Année 32 ! temps de crise et de chômage !
... et tous les pays capitalistes sont touchés !
Homme 2 : Maudit 24 octobre 1929 ! Quelle catastrophe cette chute de la bourse de Wall Street !
Homme 3 : Quel triste spectacle !
Homme 1 : Oui comme vous dites ! La crise est profonde !
Femme 1 : (un peu naïve) Crise de surproduction ?
Homme 1 : Non Madame ! Non ! Une crise plus grave !
Une crise de sous consommation !
Conséquence logique d’un système fondé sur l’exploitation de l’homme par l’homme !
Femme 1 : Comme vous y allez !
Homme 3 : Nous voilà des millions de gens à nous priver de tout !
Femme 2 : ...et du nécessaire !
Homme 1 : Sans compter la mévente que cette crise entraîne pour les commerçants et les paysans.
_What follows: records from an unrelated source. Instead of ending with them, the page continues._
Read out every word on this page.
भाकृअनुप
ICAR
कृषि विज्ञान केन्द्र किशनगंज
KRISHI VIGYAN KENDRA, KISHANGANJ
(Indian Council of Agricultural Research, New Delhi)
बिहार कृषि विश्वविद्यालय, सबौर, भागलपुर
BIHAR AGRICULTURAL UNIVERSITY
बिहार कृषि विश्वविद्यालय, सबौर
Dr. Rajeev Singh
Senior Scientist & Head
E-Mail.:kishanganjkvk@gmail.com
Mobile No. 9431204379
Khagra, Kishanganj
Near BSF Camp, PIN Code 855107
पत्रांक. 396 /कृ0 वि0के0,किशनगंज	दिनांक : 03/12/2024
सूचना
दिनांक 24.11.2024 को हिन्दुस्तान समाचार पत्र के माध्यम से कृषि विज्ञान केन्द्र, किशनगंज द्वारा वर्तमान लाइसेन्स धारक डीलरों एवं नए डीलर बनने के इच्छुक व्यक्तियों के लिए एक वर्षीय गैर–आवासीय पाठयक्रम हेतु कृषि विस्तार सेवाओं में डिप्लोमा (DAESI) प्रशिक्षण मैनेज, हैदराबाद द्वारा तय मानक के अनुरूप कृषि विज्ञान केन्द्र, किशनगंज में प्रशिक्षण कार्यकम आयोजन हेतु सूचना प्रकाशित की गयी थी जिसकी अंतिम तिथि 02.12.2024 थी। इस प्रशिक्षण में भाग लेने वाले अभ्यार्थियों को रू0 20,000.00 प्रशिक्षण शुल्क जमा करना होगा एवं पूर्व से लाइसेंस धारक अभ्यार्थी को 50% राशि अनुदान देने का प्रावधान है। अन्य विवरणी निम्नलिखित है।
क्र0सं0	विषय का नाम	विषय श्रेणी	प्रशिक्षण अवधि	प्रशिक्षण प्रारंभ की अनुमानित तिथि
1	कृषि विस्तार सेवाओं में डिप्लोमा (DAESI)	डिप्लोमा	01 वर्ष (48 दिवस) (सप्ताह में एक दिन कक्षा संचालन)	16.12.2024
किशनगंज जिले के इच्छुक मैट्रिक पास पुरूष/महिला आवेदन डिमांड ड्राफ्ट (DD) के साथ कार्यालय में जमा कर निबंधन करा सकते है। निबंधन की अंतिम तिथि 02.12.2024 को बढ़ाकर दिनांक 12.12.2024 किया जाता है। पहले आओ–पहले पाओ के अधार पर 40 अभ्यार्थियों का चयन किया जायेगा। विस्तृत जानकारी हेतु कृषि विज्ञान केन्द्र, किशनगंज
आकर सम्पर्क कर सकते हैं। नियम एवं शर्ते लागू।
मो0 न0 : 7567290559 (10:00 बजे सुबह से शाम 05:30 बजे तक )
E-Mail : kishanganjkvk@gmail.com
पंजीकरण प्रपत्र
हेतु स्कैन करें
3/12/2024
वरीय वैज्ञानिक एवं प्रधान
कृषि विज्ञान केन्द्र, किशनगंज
Homme 2 : Oui ! La pauvreté s’installe chaque jour davantage dans notre pays !
Homme 1 : Et dans toute l’Europe Monsieur !
Savez-vous que dans le monde on recense 32 millions de chômeurs !
On manque de tout, parce qu’il y a trop de tout.
Femme 2 : Que voulez-vous dire ?
Femme 1 : Il a raison, les riches sont trop riches et les pauvres trop pauvres.
Homme 2 : (lisant son journal)
On dit que la crise touche davantage encore l’Allemagne, soudainement privée des importants capitaux américains investis dans la reconstruction.
Homme 3 : Cela ne laisse rien présager de bon !
Homme 1 : Rien de bon en effet ! Déjà les désordres de la crise nourrissent la base sociale de ceux qui promettent un ordre nouveau.
Femme 1 : Vous voulez parler du parti nazi allemand ?
Homme 1 : Oui. Ecoutez ce qui est écrit là : "En Allemagne, le parti Nazi enregistre une progression fulgurante :
En 1928, il était à 2.2 %
En 1930, il atteignait 18.3 %
En juillet 32 : 37.3 % et voilà qu’en 33, il obtient 45 %.
Homme 2 : Il n’y a pas d’illusion à se faire. Hitler sera nommé sous peu Chancelier d’Allemagne par le vieux président Hindenburg !
Homme 3 : Si vous dites vrai Monsieur, l’Europe et le monde peuvent être inquiets !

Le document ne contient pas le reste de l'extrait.